Wednesday, July 27, 2011

TEAM X: SITE 8 - Gestation


Team X shuffles out of Urban Central in the cold Melbourne morning and makes its way to Docklands, adding 10 more members to the other 90 white jump suited participants gathering by the waters edge. Do passing motorists wonder if a newly formed cult has come to worship the cow in the tree,100 believers awaiting some divine bovine inspiration? Perhaps we really are a newly formed cult seeking some new understanding.



We are given our brief and the location of our site. Our intent is to cut & fold the surface, opening & revealing to create an inhabitable skin. Our uniforms of white plastic overalls befit the emergency surgery we must now undertake on our site.

The siren sounds and all 100 participants run to their site. Team X bigness to test their site, measuring the parameters, mapping the groundplane with their bodies, walking, sitting, looking, talking, posing, ideas start percolating.




The excitement of physically exploring the site transforms as the 10 of us quietly sit together and absorb it, thinking about the project. Ideas start percolating and we head back to the industrial cavern of Shed 4 where the trace paper is rolled out after lunch and the conversation begins in earnest.

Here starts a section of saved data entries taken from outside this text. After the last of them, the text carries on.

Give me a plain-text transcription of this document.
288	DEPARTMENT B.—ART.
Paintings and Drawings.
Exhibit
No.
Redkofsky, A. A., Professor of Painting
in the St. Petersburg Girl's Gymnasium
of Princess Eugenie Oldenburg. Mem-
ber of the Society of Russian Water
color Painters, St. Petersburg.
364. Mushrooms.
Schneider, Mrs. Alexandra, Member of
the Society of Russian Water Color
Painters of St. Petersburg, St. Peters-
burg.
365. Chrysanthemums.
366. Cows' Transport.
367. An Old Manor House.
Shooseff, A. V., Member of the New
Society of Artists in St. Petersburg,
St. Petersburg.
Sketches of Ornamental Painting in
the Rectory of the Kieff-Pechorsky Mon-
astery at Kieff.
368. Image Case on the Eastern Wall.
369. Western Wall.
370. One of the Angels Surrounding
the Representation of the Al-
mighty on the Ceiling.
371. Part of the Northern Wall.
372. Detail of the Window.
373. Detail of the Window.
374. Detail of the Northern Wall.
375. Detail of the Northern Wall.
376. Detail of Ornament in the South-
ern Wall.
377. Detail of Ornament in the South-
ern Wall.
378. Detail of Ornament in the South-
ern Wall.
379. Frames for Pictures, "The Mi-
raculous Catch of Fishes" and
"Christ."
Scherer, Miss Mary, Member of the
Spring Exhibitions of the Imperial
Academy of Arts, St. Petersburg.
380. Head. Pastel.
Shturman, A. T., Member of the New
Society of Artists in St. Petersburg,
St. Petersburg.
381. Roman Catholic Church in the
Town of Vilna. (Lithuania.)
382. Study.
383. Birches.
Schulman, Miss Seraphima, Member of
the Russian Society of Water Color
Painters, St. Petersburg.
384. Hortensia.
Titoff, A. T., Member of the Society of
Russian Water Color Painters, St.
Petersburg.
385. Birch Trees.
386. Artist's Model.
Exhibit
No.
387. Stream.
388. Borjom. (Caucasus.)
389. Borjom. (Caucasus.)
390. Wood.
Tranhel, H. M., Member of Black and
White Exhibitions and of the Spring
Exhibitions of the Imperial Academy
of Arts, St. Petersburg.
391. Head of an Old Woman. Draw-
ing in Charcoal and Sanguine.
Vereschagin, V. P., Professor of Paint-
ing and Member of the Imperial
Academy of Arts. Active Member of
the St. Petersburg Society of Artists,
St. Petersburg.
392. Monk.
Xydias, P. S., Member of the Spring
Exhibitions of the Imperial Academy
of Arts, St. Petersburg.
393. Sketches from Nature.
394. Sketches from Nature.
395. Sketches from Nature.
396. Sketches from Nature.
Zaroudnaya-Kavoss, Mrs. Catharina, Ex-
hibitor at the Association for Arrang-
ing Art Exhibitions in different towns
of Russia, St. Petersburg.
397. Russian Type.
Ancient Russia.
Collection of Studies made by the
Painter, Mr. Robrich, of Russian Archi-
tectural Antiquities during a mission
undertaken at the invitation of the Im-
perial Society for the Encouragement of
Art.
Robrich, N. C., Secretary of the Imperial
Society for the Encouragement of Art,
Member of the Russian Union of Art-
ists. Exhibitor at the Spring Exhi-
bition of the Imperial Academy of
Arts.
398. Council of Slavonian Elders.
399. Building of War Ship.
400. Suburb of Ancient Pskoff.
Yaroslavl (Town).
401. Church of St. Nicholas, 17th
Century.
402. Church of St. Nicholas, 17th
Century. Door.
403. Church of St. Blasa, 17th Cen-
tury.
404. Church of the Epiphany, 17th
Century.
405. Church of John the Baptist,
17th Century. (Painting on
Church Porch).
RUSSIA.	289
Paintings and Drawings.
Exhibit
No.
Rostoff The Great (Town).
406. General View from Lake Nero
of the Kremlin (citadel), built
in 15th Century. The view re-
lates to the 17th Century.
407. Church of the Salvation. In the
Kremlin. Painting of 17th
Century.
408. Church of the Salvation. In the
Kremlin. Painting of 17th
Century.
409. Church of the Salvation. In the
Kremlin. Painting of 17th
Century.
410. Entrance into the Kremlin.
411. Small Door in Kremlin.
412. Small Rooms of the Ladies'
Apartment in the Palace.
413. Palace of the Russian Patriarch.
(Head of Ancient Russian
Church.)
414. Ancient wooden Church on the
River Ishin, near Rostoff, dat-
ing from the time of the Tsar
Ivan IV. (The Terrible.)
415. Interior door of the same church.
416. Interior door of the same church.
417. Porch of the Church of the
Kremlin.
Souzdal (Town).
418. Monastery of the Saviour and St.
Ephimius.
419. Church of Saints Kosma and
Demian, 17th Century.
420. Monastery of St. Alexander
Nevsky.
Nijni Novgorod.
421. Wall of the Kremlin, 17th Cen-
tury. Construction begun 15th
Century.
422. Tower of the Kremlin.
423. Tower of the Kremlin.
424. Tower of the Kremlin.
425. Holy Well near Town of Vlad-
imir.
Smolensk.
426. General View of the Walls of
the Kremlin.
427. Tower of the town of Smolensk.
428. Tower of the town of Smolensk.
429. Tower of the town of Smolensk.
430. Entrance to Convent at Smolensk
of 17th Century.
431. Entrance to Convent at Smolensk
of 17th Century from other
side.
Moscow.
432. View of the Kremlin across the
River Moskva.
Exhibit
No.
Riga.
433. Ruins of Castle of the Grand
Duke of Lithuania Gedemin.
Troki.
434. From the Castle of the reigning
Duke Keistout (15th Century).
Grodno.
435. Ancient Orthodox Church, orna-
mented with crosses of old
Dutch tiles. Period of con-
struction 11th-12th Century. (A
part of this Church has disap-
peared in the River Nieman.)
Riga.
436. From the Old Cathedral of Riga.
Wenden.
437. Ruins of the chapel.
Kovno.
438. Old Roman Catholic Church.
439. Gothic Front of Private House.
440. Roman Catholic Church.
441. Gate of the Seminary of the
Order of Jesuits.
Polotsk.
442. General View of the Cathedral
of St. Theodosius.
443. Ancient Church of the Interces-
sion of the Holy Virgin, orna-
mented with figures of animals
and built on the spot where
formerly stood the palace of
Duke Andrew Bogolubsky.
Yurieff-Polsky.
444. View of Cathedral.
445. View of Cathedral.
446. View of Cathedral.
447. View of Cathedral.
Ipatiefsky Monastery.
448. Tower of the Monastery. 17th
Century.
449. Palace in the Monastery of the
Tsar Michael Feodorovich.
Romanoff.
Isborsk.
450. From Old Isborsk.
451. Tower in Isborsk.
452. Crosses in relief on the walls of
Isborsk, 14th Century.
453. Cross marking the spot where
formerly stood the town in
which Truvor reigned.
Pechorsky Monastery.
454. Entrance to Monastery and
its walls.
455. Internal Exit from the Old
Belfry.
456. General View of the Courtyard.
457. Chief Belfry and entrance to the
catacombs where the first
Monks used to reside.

The conversations intensify - how do we realise the intervention? What do we want to generate and build? What do we want to avoid creating? Egos emerge - ideas are debated - and take on a life of their own - ideas are torn apart and discarded- new ideas are thrown down on the table and interrogated - former ideas reappear evolving into hybrid designs - a Frankenstein stitched together starts to take on a life of its own. The monster idea gets cut up - cosmetically enhanced and emerges as something elegant and functioning.

Final agreement? - a design concept has taken form for which there is shared agreement & shared excitement in the team. There is a sigh of relief as we realise that no one felt compelled to pull out a tazer or start stabbing anyone with a stanley knife in the process of realising this concept. Birth is never an easy process.